El infeliz licenciado Pedrillo, luego de gemir lastimosamente, suplicó como gracia que le sangrasen. El cirujano del navío poseía sus instrumentos, y abrió las venas del desgraciado preceptor, el cual expiró de modo tan tranquilo y dulce, que apenas podía conocerse que ya no vivía. Murió noblemente, como había vivido; tal es, al fin y al cabo, lo que hace generalmente la mayor parte de los hombres. Besó con devoción un pequeño crucifijo, estrechó la mano de don Juan y después entregó, con verdadera gracia, su garganta y su muñeca a la lanceta del médico. Este fue menos digno, puesto que reclamó por su trabajo el mejor trozo del cadáver; pero, instado por una sed ardiente, prefirió saciarse con la sangre aun caliente que brotaba de las venas del pobre licenciado. Todos, después, consumieron con furiosa rabia el cuerpo del pobre hombre, exceptuando a don Juan, que, habiéndose negado el día antes a alimentarse con la carne de su perro, pensó aun menos en su hambre en tan terribles circunstancias. ¿Cómo hubiera podido, fuese cual fuese la necesidad en que se hallara, clavar sus dientes sacrílegos en el cadáver de un honrado maestro que había sido en vida su capellán y su amigo?
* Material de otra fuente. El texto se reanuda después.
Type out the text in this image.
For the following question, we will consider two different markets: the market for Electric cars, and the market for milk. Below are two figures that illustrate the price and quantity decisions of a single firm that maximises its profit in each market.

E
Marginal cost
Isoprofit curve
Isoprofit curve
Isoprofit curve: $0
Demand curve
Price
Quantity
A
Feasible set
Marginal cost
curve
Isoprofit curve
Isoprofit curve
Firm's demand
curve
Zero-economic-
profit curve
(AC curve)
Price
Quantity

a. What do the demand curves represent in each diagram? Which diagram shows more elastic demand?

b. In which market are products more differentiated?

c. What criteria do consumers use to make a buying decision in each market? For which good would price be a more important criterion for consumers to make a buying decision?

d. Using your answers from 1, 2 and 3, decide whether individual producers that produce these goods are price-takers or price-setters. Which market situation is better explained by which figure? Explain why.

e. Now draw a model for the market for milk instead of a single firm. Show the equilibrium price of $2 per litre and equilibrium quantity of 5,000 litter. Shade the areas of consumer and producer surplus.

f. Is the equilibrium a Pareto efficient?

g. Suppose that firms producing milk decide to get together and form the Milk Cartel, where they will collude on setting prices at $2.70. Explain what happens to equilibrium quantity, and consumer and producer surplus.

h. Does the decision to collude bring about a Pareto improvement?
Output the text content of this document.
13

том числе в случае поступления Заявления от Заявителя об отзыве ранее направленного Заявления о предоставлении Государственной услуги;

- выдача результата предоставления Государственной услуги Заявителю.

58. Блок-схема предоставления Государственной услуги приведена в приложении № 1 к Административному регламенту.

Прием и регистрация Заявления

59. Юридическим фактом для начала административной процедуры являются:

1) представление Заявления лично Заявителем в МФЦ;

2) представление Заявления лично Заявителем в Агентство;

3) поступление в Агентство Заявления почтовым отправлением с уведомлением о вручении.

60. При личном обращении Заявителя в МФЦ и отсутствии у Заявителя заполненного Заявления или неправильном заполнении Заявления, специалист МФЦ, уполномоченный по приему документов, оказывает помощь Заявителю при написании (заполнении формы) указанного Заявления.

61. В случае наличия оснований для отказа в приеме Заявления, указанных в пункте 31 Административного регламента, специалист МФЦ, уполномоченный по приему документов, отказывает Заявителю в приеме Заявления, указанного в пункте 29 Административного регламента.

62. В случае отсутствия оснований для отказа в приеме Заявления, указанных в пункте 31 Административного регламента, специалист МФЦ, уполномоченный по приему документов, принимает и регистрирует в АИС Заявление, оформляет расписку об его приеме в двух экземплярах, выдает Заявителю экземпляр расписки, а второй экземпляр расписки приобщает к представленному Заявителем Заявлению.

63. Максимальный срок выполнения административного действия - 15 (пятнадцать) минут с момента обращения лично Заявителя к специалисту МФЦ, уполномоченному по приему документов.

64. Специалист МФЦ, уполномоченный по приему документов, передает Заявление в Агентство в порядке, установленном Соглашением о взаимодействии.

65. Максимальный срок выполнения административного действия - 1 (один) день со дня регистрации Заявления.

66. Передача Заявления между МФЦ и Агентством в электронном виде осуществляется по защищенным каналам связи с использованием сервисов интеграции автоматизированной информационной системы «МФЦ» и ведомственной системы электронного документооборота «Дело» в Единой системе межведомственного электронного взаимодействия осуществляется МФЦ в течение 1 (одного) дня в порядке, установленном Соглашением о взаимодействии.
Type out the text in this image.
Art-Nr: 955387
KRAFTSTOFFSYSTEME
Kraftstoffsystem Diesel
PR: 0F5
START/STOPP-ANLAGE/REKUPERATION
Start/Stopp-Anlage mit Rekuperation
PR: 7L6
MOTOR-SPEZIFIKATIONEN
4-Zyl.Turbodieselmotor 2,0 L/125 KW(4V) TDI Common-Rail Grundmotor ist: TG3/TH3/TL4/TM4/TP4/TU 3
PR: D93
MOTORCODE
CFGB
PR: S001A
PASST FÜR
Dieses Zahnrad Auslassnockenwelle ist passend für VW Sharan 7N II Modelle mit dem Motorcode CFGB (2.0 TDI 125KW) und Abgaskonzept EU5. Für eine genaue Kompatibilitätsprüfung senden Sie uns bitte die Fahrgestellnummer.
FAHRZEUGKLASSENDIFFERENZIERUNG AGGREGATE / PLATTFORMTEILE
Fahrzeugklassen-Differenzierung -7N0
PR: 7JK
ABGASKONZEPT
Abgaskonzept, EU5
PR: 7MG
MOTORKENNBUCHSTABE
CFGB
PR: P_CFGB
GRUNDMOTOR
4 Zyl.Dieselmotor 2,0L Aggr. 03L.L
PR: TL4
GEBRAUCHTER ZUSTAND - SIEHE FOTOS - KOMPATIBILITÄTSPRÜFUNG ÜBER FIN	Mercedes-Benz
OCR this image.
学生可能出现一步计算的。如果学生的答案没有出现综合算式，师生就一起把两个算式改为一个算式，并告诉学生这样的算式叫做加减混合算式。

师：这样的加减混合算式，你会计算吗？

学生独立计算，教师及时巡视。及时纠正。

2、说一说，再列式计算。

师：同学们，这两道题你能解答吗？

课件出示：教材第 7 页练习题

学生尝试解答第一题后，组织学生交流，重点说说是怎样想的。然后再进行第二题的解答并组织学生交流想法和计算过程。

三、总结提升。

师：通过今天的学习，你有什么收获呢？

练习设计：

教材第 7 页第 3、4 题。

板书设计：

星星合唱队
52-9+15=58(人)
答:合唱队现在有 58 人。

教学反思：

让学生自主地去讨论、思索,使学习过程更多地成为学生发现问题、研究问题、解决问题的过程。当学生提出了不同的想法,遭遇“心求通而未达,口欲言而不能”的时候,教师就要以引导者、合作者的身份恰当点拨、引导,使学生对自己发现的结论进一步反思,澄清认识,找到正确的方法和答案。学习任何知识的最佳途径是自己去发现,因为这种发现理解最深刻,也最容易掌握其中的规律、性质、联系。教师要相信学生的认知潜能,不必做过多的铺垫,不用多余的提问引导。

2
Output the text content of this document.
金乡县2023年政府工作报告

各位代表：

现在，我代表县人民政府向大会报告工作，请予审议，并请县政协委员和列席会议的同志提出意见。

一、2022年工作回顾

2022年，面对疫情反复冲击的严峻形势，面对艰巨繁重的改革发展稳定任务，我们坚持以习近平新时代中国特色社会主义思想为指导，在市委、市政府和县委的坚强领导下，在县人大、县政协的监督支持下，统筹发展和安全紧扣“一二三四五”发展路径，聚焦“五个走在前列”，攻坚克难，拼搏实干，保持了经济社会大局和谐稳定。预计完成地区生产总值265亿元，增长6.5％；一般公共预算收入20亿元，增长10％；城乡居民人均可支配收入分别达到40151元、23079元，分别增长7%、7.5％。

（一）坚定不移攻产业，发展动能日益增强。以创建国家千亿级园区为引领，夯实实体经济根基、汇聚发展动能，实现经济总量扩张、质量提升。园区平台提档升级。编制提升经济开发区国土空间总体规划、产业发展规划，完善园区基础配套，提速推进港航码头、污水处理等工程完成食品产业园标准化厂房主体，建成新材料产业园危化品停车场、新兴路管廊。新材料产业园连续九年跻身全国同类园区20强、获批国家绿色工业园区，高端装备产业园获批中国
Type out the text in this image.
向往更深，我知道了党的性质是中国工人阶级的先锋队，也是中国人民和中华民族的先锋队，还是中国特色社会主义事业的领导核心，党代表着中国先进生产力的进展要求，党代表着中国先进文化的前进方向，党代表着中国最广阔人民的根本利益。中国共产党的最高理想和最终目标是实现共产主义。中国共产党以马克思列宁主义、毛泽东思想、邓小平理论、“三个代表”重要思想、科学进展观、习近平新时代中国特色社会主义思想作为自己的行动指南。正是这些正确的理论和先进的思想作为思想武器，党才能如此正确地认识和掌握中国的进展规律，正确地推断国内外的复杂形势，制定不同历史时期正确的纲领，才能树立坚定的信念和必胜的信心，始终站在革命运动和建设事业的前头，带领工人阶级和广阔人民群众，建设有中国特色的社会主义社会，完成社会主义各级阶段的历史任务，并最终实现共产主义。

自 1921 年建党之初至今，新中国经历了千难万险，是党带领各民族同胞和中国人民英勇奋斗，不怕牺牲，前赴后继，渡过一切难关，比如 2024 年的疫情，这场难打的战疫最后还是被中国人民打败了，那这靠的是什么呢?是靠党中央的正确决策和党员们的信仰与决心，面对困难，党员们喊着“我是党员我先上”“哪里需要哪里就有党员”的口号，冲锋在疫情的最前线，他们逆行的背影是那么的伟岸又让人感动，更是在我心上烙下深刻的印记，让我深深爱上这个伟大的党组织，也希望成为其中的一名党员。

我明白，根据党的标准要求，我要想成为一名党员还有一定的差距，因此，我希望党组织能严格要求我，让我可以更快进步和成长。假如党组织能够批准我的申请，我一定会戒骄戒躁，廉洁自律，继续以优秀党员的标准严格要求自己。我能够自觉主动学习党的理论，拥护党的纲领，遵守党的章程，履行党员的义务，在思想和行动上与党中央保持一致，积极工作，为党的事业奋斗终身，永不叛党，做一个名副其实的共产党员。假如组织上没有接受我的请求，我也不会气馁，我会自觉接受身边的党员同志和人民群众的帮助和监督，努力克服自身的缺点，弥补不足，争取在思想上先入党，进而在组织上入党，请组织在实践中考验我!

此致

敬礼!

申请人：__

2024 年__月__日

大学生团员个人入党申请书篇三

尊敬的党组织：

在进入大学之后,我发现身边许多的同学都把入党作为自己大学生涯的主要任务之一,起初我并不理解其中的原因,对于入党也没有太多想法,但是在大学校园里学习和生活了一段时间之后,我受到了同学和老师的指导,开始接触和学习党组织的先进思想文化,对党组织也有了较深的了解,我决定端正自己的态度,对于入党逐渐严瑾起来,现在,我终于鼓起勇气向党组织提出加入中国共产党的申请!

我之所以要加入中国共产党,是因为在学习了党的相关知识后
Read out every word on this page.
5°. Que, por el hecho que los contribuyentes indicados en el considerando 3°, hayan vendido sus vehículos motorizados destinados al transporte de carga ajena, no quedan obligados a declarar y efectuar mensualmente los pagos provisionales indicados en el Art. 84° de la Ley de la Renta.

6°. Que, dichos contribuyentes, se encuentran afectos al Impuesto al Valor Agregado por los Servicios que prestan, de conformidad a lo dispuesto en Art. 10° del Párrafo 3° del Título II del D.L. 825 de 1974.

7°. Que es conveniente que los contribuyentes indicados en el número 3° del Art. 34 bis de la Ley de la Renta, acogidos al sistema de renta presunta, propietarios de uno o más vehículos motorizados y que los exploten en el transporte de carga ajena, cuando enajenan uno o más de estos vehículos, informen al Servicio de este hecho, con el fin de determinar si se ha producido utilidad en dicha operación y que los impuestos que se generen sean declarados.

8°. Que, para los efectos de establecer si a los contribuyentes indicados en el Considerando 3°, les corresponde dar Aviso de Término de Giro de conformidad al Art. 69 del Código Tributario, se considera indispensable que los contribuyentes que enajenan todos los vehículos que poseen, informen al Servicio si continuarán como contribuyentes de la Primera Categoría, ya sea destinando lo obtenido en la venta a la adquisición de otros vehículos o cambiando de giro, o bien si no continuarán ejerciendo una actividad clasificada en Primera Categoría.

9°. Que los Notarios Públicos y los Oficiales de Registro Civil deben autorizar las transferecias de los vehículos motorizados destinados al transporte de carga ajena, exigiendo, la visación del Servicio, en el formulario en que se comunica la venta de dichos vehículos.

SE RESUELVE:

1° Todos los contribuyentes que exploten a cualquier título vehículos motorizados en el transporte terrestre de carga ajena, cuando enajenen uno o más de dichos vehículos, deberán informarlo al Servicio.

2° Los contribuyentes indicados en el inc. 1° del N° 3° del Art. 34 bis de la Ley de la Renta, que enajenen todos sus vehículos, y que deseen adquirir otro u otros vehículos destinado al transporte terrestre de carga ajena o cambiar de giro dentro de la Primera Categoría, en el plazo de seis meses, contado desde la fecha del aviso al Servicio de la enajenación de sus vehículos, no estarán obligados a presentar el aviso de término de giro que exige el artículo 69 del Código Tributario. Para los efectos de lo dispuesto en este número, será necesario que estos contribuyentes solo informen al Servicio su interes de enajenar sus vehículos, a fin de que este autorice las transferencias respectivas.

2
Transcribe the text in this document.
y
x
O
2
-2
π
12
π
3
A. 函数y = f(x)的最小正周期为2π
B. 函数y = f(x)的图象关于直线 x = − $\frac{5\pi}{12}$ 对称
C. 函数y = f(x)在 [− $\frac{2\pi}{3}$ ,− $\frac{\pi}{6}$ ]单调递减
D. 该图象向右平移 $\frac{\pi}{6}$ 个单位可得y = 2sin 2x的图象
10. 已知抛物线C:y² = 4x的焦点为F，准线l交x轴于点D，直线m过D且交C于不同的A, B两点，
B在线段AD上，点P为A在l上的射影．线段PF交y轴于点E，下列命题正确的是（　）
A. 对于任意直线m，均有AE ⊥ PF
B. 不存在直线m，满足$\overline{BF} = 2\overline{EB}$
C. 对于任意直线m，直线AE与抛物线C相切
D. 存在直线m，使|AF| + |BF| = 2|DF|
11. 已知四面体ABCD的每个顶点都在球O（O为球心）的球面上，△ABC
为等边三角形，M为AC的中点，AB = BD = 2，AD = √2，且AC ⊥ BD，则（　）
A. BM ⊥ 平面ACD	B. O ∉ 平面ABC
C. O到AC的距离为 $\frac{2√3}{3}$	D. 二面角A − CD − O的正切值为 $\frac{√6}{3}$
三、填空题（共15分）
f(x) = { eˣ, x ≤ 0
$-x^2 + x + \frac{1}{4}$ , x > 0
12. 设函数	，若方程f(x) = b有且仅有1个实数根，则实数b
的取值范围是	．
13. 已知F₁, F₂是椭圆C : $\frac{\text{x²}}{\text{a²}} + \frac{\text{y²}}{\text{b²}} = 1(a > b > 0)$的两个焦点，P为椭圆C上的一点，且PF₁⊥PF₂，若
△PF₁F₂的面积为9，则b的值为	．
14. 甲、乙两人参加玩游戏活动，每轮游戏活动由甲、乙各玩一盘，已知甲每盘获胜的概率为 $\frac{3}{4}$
La carne del licenciado Pedrillo parece ser que no se hallaba en buenas condiciones, puesto que la mayoría de los que se dieron un banquete con ella experimentaron pocas horas después terribles accesos de fiebre, y muchos de ellos murieron entregados a la desesperación, rechinando los dientes, aullando y en medio de los accesos de una risa feroz. El número de los náufragos quedó muy reducido por este castigo del cielo; entre los que sobrevivieron, unos perdieron de repente la memoria, otros enflaquecieron de modo increíble, otros sufrieron violentos ataques de locura. Pero también los hubo capaces de unirse para organizar un segundo asesinato, no encontrándose suficientemente advertidos por el espectáculo espantoso de la agonía de sus camaradas. Los tales pusieron sus miradas en el contramaestre, como él más gordo de todos los que supervivían; mas aparte de su firme y propia repugnancia a sufrir un destino semejante, contribuyeron a salvar a este honrado navegante ciertas razones particulares, pues fue recordado que había estado recientemente enfermo de fiebres malignas, y, aún más, que poseía un gracioso regalo, al que en verdad debía la vida, que le habían hecho en secreto ciertas damas de Cádiz, quién sabe si por suscripción general, poco tiempo antes de su partida.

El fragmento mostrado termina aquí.